Я послала горничную за тетрадкой, где у меня была выписана одна из бессмертных строчек Марло: «Так вот краса, что в путь суда подвигла и Трои башни гордые сожгла!»,[20] а ниже приводился неуклюжий перепев Шекспира: «Как, неужели это личико прелестное причиной стало поруганья Трои?»
— Я посрамлен вместе с Шекспиром, — сдался Стрейберт.
— Но одно из трехстрочий Марло, — продолжила я, — преследует меня со времен моей учебы в колледже. Мы ставили на сцене «Трагическую историю доктора Фауста», и все молодые женщины оплакивали его смерть:
Сломалась ветвь, пленявшая красою,
Сожжен отросток лавра Аполлона,
Что процветал в ученом этом муже.
— Последняя строка на самом деле звучала так: «…в мудрой душе человека», но я в эти дни ее видоизменила, чтобы было более созвучно моей душе…
Я представила, как Марло убивают в пьяной драке, и спросила:
— Кем он мог бы стать, если бы ветка не была срублена?
— Кто? — спросила Дженни. — Марле или Тимоти?
— Я не знаю точно, кого я сейчас… имела в виду.

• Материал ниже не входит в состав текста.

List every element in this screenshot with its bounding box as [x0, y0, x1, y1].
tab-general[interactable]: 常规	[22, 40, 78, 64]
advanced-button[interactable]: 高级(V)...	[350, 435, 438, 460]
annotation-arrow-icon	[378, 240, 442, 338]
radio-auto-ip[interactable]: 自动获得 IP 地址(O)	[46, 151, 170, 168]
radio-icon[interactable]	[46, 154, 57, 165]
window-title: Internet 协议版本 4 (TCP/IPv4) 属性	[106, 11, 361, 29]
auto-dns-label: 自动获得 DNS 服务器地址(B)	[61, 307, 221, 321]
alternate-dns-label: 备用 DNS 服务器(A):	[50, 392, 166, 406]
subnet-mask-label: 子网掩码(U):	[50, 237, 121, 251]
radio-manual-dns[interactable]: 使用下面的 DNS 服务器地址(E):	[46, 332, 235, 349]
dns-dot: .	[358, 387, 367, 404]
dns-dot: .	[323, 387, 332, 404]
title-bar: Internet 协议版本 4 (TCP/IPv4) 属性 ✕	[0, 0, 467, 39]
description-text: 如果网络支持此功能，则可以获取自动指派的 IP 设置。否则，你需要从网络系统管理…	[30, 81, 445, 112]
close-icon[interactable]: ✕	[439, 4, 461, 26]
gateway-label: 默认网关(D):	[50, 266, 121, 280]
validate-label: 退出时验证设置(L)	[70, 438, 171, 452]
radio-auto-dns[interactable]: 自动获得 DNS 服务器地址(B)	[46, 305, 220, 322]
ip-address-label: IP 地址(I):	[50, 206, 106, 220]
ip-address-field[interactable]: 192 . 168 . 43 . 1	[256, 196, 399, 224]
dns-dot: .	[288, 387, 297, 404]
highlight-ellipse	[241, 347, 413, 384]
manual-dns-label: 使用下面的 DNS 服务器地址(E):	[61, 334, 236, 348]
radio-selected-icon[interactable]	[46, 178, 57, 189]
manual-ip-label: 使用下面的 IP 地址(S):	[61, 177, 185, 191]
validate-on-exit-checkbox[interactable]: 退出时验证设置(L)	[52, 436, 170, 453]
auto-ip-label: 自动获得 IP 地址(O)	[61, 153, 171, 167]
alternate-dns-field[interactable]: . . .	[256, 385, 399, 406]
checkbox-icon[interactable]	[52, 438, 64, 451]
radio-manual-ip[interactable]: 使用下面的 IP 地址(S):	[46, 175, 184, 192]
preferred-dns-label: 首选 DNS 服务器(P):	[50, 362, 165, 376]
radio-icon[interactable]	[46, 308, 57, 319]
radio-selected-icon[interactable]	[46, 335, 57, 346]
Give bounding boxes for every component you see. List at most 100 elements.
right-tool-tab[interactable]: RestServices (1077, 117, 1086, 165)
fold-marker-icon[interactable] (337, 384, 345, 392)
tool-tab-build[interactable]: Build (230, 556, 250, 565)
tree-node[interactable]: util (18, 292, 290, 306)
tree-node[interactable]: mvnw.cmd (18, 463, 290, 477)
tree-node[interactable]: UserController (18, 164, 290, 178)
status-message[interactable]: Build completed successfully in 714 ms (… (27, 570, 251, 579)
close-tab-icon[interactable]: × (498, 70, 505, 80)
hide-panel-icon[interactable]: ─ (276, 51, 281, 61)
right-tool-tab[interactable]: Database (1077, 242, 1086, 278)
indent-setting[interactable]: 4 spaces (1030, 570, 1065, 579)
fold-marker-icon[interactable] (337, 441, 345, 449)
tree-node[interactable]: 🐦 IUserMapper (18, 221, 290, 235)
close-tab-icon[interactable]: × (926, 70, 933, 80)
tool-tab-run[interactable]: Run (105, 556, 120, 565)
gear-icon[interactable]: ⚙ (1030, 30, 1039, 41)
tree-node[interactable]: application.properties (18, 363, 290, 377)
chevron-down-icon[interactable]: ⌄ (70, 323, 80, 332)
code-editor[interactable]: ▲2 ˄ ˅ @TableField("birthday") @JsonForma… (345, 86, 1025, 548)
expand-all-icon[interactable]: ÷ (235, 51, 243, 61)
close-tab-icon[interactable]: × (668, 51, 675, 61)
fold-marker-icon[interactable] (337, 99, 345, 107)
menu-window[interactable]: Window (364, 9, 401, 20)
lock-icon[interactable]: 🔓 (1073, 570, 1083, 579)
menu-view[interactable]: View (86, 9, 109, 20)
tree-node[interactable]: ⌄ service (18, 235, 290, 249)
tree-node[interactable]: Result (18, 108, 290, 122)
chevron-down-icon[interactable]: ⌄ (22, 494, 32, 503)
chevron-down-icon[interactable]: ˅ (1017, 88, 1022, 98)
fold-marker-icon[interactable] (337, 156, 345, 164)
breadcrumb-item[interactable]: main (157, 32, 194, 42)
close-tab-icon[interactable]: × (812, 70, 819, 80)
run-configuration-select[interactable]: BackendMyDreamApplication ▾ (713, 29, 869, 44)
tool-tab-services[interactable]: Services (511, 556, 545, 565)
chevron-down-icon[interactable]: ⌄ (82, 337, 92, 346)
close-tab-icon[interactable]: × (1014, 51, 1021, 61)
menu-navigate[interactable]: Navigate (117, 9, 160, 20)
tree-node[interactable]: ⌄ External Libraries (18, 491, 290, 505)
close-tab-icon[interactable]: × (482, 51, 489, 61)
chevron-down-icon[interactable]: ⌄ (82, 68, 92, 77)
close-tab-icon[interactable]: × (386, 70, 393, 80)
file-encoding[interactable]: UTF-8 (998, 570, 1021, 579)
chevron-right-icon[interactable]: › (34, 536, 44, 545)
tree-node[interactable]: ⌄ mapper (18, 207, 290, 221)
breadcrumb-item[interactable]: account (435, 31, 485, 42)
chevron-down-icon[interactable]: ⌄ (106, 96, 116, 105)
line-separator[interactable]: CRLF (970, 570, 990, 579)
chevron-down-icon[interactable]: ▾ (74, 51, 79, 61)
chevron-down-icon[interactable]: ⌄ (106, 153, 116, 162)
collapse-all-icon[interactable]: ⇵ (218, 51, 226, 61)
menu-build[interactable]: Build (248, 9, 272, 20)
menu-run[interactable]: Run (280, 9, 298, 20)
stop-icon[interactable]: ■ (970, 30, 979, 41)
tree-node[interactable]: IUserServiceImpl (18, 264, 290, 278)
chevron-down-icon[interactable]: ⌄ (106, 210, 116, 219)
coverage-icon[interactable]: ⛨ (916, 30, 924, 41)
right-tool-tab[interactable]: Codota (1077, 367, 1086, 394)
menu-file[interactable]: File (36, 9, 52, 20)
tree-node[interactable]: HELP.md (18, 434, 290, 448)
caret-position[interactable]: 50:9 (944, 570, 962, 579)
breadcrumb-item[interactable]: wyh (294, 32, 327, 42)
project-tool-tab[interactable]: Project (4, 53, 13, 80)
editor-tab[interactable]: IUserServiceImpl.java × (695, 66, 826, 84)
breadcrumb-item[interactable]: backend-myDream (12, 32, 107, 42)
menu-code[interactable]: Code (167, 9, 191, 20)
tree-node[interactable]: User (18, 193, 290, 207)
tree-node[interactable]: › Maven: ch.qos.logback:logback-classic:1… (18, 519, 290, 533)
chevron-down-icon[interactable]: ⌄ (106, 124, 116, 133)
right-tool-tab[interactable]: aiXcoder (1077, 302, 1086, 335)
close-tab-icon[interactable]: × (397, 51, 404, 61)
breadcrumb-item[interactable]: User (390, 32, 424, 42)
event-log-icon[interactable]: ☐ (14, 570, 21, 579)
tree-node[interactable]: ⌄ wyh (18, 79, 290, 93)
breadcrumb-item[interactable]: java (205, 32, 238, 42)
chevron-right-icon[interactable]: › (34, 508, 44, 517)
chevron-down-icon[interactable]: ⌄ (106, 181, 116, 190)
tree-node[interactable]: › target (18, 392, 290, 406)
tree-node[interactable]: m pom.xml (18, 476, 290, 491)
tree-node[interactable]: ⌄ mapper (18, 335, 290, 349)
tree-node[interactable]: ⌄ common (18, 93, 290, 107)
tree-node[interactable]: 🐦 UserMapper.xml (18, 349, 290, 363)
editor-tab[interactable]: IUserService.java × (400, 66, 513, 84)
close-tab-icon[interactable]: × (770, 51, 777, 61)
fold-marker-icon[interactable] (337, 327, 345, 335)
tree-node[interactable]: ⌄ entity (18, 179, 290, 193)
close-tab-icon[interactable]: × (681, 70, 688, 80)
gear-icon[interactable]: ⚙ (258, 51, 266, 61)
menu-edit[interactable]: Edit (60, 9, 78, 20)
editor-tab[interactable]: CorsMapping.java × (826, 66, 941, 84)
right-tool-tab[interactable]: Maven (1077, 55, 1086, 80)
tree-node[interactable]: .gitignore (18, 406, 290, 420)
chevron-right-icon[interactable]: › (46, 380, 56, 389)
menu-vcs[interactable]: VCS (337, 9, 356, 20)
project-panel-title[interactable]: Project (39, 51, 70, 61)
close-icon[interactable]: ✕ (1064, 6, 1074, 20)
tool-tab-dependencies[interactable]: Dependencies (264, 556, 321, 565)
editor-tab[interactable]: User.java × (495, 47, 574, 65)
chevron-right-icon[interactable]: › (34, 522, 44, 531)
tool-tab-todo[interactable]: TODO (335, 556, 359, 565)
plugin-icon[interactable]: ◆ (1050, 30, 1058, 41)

— Вы можете быть уверены, миссис Гарланд, что Тимоти было уготовано судьбой сыграть великую роль в своей области….
— Вы искренне верите в это, Дженни?
— Да. Работа над заключительными страницами «Диалога» убедила меня в этом. Я знаю, что он был близок к тому, чтобы самым неожиданным образом отойти от обычной манеры повествования. — Сказав это, молодая писательница извинилась, что ей пора уходить: — Я обещала своим студентам, оставшимся в городке, присоединиться к их новогоднему пивному кутежу.
Вскоре мы услышали, как под колесами ее автомобиля зашуршал гравий. Когда звук затих, Ивон сказала:
— Вы не можете представить себе, Карл, каких успехов эта молодая женщина добилась в третьем варианте своей рукописи. Но больше всего меня заставляют верить в ее будущее та свобода и естественность, с которой она использует сравнения и метафоры.